I had plans to take photos of my math rotation board and how/where my math centers are stored. But, it went to the part of my brain where all good intentions go to die. In between conferences and trying to survive this week, I forgot. You will have to enjoy my pictureless descriptions and imagine it in your brain.
I created a bulletin board in my room for the kiddos to use during math centers. This has their groups, what they are doing during what rotation, who the expert in the group is, and what each rotation means. The groups change whenever we take a quick quiz or a test. I also change them if I feel a student isn’t doing well in the group they are in. The expert is highlighted in blue.
Now that there is some good background information, I’m going to tell you about what my rotations are and what the kiddos are doing at each one.
The first station is meet with teacher. The poster for this rotation reminds students to bring their pencil, whiteboard, and workbook. They come back with me and this is when we do our lesson. Depending on the group I am with, this can take anywhere from 10-20 minutes. My lowest group lasts closer to 25, sometimes 30.
Next, they head to At My Seat. This is where they work on the skill from yesterday. They are usually doing a page in their workbook. The page is usually something we started together during Meet with Teacher the day before. They sometimes work on this themselves and sometimes with a partner or in their group. It just depends on the information I am gathering from this worksheet. They are allowed to grab any manipulatives from the shelf during this time.
Ipads are next. I have 5 iPads to use in my classroom. I never have more than 5 students in a group. Everyone will have an iPad to use. They will either work on Reflex math (our school purchased a subscription), Moby Max (free website), or Front row (also free). I have the log ins for our iPad apps listed under the whiteboard. They can quickly look at instructions for how to log into whatever they need.
We also have math games. They play math games with the people in their group. They aren’t allowed to play with more than 3 people. They also aren’t allowed to play near my Meet with Teacher table. This helps keep the noise level down. If they get too noisy, they are asked to play a game on their own instead. I have quite a few games that can be played with a single player.
There is also a station to work on their math facts. In this station, they work on their flashcards for a few minutes. After this, they can complete a math fact coloring page or an extreme dot-to-dot. The coloring pages are a grid with different math problems in the boxes. Each answer is a different color. They color in the grid and it makes a picture. The extreme dot-to-dots have dots anywhere from 800 to 1000. Since we need to practice counting to 1000, this helps! It is a fun way to practice.
I have about an hour and a half for math every day. This gives us plenty of time to rotate through the groups. While my lower kids are with Meet with Teacher, my higher kids are at iPads or games. This is a station that will keep them engaged for a longer time and they aren’t getting bored and distracted.

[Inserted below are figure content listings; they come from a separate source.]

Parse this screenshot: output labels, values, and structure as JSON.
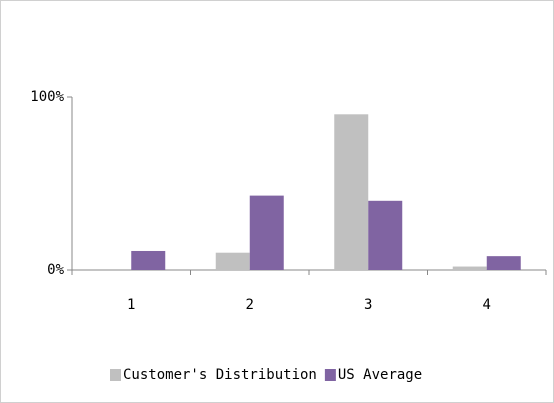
{
  "chart_data": {
    "type": "bar",
    "categories": [
      "1",
      "2",
      "3",
      "4"
    ],
    "series": [
      {
        "name": "Customer's Distribution",
        "color": "#c0c0c0",
        "values": [
          0,
          10,
          90,
          2
        ]
      },
      {
        "name": "US Average",
        "color": "#8064a2",
        "values": [
          11,
          43,
          40,
          8
        ]
      }
    ],
    "ylim": [
      0,
      100
    ],
    "yticks": [
      {
        "value": 0,
        "label": "0%"
      },
      {
        "value": 100,
        "label": "100%"
      }
    ],
    "grid": false,
    "legend": "bottom"
  }
}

The expert in the group isn’t necessarily the expert at math. They are the kiddos who listen and follow directions. They are to answer questions about what to do. This stops the constant bugging me while I am trying to teach a group. It cuts down on interruptions and the kiddos aren’t wasting time waiting for me to talk with them.
I post the groups on the board in a page protector sleeve. I print out a paper with each group to slide into the sleeve. It makes switching out quick and easy. If you are low on paper, you could also print just the rotations and write names on the sleeve with a wet erase marker.
I will try and remember to take pictures later! If you would like a copy of my math posters or my math group rotation posters, leave me your e-mail. I will send them out!
9 thoughts on “Guided Math Part 3”
awesome set-up. While I don’t teach elementary anymore, I’d love a copy to forward to my elementary teaching friends. thanks!
What is the e-mail to send it to?
As former literacy coach and now back in the classroom, I love this idea of guided math. I think it’s important to think of our math instruction as we we think about our literacy instruction. Not all math lessons fit the needs of all students. So finding ways to target instruction and meet the kid where they are, is so important.
I would love to see a photo of your guided math groups. I do something similar but don’t assign work with the teacher…I travel to them at their station. I tend to spend a lot of math time on the floor since most of them choose to do their work sitting or lying. We do a whole group lesson before switching to stations.
I bet the students really like this for math.
You have really thought this through! It sounds as if your students will be very engaged, no matter where they are in the rotation for math. Excellent!
I marvel at the rotation concepts in math classrooms. Sound like you keep the engagement up throughout their learning!
This was a very thorough description. I love the idea of rotations in math, but I know a lot of teachers struggle with the idea. I would love to see your pictures & the posters.